Shiyam, Jujur dan Kendali Diri

  • Whatsapp

Oleh: Amin Parakkasi, S.Ag., M.H.I

(Sekretaris PW Muhammadiyah Sulteng)

Bacaan Lainnya

PALU EKSPRES, PALU – Saat ini kita berada dalam bulan Ramadan, yang oleh sebagian besar umat Islam menyambutnya dengan berbagai cara. Pertanyaan besar yang perlu dijawab, adalah sudahkah umat ini menyambut Ramadan dengan tepat, atau hanya sekadar mengagungkannya sebagai bulan yang penuh berkah, bulan ampunan, tetapi tidak maksimal dalam menggali maknanya.

Jika dimaknai secara bahasa, Ramadan berarti “membakar” atau “mengasah”. Ia dinamai demikian, karena pada bulan Ramadan dosa-dosa manusia pupus, habis terbakar. Manusia manakah yang dibakar dosanya? Tentu tidak terjadi secara otomatis. Untuk menggapainya, diperlukan kesadaran dan amal saleh.

Bulan Ramadan harus dijadikan sebagai tanah yang subur, yang siap ditaburi benih-benih kebajikan. Semua orang beriman dipersilakan untuk menabur, kemudian pada waktunya menuai hasil sesuai dengan benih yang ditanamnya. Bagi yang lalai, tanah garapannya hanya akan ditumbuhi rerumputan yang tidak berguna.

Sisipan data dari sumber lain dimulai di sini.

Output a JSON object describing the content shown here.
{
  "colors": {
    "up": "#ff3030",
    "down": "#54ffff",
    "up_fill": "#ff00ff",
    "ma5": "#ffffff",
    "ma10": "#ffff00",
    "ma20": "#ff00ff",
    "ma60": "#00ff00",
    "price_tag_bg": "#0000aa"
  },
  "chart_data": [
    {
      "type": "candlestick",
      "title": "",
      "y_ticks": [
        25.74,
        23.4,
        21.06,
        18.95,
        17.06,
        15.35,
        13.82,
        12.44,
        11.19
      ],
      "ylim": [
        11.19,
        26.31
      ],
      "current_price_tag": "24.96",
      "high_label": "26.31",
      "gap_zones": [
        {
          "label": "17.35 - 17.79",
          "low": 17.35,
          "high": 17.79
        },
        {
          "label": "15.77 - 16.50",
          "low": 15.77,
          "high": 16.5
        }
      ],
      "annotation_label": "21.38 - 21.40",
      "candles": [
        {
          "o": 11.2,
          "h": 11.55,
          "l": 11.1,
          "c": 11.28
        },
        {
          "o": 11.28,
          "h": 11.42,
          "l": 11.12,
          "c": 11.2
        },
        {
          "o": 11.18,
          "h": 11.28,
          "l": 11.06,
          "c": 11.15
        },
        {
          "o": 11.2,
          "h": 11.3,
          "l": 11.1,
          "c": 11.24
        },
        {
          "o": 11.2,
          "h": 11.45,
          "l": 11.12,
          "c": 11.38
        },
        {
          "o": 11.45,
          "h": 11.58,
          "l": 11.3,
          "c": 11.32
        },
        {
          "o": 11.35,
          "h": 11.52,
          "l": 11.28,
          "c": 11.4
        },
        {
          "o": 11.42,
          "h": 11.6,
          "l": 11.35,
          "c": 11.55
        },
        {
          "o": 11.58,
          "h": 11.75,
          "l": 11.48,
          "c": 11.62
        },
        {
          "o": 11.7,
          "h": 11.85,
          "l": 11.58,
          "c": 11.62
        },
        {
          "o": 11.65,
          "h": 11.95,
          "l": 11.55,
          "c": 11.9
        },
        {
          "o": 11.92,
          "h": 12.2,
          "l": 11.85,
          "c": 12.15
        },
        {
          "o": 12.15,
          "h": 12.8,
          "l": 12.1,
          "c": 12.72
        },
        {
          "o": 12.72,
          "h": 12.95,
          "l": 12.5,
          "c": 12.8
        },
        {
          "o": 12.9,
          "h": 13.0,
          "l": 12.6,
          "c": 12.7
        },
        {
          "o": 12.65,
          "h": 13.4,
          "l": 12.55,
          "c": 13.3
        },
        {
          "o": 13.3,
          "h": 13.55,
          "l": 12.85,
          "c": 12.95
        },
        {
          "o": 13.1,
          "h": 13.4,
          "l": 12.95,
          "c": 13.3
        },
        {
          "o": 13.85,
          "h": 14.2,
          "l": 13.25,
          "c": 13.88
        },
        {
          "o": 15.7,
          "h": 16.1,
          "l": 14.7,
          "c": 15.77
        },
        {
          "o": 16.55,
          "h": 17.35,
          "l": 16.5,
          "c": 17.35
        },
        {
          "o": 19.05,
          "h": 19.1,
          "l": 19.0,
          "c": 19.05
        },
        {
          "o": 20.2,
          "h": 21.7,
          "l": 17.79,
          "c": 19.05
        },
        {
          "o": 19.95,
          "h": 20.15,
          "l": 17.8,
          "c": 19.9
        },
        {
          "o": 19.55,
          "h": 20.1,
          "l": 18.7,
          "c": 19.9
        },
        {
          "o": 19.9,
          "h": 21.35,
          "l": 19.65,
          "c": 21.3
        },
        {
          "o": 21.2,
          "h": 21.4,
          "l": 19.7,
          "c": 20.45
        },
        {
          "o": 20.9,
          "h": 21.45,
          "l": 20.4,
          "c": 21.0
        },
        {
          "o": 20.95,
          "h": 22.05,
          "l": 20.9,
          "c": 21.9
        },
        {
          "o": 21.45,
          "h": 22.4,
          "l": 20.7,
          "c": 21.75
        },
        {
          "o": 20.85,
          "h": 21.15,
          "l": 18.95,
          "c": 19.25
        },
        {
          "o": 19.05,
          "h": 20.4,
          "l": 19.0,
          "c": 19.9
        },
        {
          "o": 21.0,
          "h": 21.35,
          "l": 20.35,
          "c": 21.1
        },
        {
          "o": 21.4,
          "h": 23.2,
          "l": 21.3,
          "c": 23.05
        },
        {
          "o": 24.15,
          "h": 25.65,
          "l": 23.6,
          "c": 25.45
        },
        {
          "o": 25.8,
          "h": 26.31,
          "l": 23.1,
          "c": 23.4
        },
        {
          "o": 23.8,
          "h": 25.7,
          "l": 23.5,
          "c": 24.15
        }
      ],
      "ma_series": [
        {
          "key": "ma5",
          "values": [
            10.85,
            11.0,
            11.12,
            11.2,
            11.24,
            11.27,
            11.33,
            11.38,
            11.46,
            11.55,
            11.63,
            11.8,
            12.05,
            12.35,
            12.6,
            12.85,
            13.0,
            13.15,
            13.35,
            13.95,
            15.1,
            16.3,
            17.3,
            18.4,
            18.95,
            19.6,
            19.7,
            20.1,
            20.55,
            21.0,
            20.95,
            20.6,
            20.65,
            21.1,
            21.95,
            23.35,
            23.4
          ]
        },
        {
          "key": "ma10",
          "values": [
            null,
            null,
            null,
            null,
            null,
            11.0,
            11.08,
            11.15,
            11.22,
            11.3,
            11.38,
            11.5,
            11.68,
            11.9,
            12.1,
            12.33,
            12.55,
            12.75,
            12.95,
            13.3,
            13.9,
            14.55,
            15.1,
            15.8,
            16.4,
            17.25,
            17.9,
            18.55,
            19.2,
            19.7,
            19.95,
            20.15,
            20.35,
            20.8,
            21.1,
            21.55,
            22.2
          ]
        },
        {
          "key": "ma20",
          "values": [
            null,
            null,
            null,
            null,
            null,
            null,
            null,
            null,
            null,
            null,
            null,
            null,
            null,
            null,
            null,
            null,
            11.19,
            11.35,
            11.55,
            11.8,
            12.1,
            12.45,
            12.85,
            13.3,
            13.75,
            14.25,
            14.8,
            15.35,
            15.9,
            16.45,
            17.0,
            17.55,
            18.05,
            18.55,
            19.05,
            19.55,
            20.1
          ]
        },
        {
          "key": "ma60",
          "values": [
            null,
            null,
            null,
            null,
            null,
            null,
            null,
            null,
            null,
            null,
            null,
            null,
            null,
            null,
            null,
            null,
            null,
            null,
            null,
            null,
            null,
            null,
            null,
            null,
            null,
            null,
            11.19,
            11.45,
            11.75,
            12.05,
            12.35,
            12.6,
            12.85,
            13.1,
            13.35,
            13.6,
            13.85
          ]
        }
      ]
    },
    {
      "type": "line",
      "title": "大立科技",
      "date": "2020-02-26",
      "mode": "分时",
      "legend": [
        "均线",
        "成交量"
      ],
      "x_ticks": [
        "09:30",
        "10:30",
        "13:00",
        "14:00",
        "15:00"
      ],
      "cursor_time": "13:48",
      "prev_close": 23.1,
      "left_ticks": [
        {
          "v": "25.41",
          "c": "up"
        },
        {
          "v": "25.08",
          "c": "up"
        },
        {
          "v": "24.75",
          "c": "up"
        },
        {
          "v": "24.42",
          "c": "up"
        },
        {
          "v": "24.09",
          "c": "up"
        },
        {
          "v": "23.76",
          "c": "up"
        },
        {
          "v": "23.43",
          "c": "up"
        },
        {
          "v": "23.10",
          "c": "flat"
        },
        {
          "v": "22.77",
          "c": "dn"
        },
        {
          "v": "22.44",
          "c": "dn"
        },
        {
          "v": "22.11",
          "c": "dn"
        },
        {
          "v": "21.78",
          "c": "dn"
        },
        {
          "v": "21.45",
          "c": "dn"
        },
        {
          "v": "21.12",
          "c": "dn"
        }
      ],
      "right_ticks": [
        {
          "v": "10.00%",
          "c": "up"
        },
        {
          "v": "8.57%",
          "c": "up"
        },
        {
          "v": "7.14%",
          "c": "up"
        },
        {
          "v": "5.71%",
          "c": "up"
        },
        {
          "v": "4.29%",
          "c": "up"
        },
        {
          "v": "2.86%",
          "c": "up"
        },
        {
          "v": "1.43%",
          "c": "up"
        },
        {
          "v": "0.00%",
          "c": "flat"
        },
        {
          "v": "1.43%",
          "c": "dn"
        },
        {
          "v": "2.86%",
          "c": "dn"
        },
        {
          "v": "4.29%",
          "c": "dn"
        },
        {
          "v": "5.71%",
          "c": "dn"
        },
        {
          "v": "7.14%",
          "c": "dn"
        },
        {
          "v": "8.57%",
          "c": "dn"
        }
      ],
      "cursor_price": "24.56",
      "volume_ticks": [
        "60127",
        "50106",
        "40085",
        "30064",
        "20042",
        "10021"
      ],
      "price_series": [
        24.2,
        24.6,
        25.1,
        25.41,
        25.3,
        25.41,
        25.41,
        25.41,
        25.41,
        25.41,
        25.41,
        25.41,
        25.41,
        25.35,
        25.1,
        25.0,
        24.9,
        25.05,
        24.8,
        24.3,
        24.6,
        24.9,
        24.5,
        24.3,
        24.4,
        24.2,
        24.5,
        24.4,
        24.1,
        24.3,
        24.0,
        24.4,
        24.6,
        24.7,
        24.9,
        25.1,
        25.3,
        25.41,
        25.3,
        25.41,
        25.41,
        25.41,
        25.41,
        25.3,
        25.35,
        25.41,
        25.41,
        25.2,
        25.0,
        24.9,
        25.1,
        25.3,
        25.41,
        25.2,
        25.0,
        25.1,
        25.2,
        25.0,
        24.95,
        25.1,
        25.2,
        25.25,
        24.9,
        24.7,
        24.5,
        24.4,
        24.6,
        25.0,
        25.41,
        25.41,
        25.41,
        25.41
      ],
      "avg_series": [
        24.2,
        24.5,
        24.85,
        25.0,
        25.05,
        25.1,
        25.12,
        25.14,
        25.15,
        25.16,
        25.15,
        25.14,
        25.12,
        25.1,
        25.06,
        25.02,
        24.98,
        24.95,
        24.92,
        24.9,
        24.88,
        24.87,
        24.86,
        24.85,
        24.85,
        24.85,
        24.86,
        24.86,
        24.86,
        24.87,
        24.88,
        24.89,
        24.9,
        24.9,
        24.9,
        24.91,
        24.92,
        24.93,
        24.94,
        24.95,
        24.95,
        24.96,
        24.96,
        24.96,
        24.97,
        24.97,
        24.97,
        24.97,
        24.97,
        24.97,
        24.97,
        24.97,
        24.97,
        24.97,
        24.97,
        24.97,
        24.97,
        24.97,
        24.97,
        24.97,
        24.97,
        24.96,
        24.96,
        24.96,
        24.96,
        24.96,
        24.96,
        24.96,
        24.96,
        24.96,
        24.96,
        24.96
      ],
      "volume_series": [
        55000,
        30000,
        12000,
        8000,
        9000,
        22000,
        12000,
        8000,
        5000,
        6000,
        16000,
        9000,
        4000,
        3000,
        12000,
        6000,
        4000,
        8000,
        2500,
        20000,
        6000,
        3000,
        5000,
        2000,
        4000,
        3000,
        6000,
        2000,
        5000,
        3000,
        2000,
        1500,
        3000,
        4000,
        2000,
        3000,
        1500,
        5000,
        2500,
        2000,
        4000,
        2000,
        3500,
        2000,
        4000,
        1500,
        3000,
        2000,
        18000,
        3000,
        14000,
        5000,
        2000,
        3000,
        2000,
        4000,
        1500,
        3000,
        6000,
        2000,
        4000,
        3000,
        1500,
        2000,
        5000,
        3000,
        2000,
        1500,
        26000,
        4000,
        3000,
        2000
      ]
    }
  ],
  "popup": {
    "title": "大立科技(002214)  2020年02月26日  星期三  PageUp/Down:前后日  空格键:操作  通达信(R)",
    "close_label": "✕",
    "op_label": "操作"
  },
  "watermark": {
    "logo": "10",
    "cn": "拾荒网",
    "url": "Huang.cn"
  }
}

Sebagaimana masyhur diketahui, bahwa ibadah utama yang diwajibkan dalam bulan Ramadan, adalah Shiyam (puasa). Shiyam dalam bahasa Alquran berarti “menahan diri”. Alquran ketika menetapkan kewajiban puasa, tidak menegaskan bahwa kewajiban tersebut datang dari Allah, tetapi reaksi yang digunakan dalam bentuk pasif “kutiba (diwajibkan) atas kamu shiyam…. (QS. 2: 183).

Prof. Quraish Shihab menyebutkan “agaknya redaksi tersebut sengaja dipilih, untuk mengisyaratkan bahwa puasa tidak harus merupakan kewajiban yang dibebankan oleh Allah SWT, tetapi manusia itu sendiri akan mewajibkannya atas dirinya, pada saat ia menyadari betapa banyak manfaat di balik shiyam itu.” (Lentera Hati: 1994).

Shiyam adalah ibadah kejujuran sekaligus melatih diri untuk jujur. Orang yang tidak jujur akan kesulitan melaksanakan ibadah puasa, karena puasa merupakan ibadah yang bersifat individual.

Dalam keseharian kita susah membedakan orang puasa dan tidak puasa. Mungkin yang kelihatannya dua orang sama-sama tidak makan dam minum pada siang hari, satu di antaranya tidak berpuasa, tetapi kita kesulitan mengetahui siapa yang berpuasa dan siapa yang tidak. Lain halnya ibadah lain, yang bisa diukur secara langsung, misalnya orang salat berjamaah di Masjid, pasti diketahui oleh orang lain. Begitupun mengeluarkan zakat pasti ada yang menerima, dan ibadah-ibadah lainnya.